Adam Soilleux

Personal information
- Full name: Adam Charles Soilleux
- Born: 29 November 1991 (age 34) Southend-on-Sea, Essex, England
- Nickname: Churchill, Adza
- Batting: Right-handed
- Bowling: Right-arm medium-fast

Domestic team information
- 2011: Loughborough MCCU

Career statistics
| Competition | First-class |
| Matches | 1 |
| Runs scored | 9 |
| Batting average | 4.50 |
| 100s/50s | –/– |
| Top score | 6 |
| Balls bowled | 102 |
| Wickets | 2 |
| Bowling average | 28.00 |
| 5 wickets in innings | – |
| 10 wickets in match | – |
| Best bowling | 2/56 |
| Catches/stumpings | –/– |
- Source: Cricinfo, 16 August 2011

= Adam Soilleux =

English cricketer

Adam Charles Soilleux (born 29 November 1991) is an English cricketer. Soilleux is a right-handed batsman who bowls right-arm medium-fast. He was born in Southend-on-Sea, Essex.

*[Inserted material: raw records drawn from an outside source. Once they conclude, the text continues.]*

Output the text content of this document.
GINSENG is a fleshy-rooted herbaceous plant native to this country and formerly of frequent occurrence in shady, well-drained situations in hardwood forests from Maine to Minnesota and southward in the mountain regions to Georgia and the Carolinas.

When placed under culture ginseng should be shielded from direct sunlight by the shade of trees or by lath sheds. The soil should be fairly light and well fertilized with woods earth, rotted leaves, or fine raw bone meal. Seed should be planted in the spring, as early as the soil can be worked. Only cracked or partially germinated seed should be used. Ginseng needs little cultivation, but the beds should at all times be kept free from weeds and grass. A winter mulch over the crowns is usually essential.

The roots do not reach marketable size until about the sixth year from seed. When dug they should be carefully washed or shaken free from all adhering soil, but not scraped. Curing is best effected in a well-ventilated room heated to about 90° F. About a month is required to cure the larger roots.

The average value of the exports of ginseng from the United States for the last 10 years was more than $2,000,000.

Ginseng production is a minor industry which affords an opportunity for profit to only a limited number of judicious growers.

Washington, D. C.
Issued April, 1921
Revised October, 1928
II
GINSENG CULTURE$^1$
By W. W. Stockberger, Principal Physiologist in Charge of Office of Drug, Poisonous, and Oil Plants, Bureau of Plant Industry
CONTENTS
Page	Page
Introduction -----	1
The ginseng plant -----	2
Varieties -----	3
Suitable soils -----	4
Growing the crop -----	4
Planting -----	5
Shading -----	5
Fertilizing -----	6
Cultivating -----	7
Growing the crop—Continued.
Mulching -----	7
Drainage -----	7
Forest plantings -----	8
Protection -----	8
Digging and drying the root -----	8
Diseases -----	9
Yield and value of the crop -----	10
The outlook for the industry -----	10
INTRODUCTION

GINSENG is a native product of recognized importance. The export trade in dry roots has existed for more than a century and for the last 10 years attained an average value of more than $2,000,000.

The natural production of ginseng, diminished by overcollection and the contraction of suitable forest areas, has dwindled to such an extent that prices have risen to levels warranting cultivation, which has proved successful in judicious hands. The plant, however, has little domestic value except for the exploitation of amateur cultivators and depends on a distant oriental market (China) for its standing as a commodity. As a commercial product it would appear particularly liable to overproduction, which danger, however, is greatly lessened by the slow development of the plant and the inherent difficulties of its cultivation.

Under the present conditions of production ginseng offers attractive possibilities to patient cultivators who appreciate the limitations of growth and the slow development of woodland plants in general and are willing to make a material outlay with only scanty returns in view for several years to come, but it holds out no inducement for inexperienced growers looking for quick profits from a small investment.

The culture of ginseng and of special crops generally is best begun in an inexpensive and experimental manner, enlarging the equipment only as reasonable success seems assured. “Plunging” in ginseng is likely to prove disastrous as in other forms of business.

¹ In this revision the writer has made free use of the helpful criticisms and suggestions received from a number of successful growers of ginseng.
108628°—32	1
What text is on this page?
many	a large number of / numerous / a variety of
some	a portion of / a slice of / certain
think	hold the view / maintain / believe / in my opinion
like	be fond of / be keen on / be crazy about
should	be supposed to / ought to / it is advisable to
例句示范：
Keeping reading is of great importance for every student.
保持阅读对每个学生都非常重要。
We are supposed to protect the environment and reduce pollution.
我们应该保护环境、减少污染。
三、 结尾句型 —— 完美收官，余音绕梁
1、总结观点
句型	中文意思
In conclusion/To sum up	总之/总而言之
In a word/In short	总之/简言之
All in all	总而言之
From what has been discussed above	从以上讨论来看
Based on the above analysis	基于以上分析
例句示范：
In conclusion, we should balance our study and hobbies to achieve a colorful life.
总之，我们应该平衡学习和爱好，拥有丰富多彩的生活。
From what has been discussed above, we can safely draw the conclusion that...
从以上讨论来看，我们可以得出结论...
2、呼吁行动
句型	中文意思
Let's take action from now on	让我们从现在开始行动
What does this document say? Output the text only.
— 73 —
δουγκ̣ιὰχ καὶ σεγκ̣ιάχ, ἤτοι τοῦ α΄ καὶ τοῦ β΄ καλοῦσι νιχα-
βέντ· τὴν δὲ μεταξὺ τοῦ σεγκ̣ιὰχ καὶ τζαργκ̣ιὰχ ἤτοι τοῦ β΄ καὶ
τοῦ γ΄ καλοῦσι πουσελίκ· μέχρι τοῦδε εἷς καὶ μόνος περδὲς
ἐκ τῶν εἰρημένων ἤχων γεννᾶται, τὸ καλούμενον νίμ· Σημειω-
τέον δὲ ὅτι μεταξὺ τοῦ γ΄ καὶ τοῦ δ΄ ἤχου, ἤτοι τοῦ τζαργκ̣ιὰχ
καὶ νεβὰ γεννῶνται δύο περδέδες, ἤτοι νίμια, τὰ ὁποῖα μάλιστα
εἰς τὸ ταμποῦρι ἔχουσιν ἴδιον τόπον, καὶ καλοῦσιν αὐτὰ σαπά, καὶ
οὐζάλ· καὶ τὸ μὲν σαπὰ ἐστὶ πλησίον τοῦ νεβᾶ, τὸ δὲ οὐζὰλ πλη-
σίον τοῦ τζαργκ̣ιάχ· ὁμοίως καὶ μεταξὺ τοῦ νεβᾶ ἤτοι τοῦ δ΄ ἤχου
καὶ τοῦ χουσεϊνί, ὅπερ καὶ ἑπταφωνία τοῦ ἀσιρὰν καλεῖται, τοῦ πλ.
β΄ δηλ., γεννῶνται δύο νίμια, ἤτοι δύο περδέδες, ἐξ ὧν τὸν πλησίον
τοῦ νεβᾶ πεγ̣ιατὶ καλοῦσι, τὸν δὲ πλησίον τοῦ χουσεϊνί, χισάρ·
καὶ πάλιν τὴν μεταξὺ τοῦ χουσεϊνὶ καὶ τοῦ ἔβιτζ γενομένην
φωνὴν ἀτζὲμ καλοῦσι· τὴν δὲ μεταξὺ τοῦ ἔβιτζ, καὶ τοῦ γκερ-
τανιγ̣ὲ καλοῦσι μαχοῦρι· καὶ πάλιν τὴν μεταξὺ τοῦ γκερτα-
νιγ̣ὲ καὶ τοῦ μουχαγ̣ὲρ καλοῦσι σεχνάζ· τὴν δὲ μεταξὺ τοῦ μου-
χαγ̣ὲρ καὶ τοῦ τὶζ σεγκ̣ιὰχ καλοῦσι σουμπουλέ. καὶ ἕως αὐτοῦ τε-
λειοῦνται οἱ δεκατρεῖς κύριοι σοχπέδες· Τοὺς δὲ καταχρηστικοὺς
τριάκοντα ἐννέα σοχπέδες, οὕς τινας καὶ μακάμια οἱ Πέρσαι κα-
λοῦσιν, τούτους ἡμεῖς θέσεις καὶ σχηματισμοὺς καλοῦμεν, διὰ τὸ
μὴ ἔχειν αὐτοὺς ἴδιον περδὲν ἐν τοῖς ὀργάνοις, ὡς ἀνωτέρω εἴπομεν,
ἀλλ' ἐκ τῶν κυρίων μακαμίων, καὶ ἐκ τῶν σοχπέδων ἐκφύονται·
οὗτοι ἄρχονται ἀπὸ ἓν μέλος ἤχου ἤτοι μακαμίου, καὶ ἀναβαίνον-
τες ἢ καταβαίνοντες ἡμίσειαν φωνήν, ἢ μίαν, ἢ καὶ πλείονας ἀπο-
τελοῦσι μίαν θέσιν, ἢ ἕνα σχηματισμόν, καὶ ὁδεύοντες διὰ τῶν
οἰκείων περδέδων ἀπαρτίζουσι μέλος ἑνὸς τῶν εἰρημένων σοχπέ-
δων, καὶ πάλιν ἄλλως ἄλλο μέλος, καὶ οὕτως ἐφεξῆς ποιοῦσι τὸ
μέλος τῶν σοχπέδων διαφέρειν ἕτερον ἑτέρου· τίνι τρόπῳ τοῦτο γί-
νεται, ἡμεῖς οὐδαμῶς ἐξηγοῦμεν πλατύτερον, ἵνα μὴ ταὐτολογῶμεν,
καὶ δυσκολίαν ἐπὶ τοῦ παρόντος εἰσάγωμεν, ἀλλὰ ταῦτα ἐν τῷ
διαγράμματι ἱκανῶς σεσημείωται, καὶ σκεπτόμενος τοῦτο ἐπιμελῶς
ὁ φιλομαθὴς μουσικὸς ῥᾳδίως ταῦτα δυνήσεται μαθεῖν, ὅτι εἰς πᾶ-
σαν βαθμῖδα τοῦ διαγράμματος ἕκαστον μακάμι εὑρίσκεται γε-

While studying for his degree in Banking Finance and Management at Loughborough University, Soilleux made his first-class debut for Loughborough MCCU against Northamptonshire in 2011. In this match, he was dismissed for three runs in Loughborough's first-innings by David Lucas, while in their second-innings he scored six runs, before being dismissed by Lee Daggett. With the ball, he took the wickets of Niall O'Brien and Alex Wakely in Northamptonshire's first and only innings, in what was a drawn match. This remains his only first-class appearance.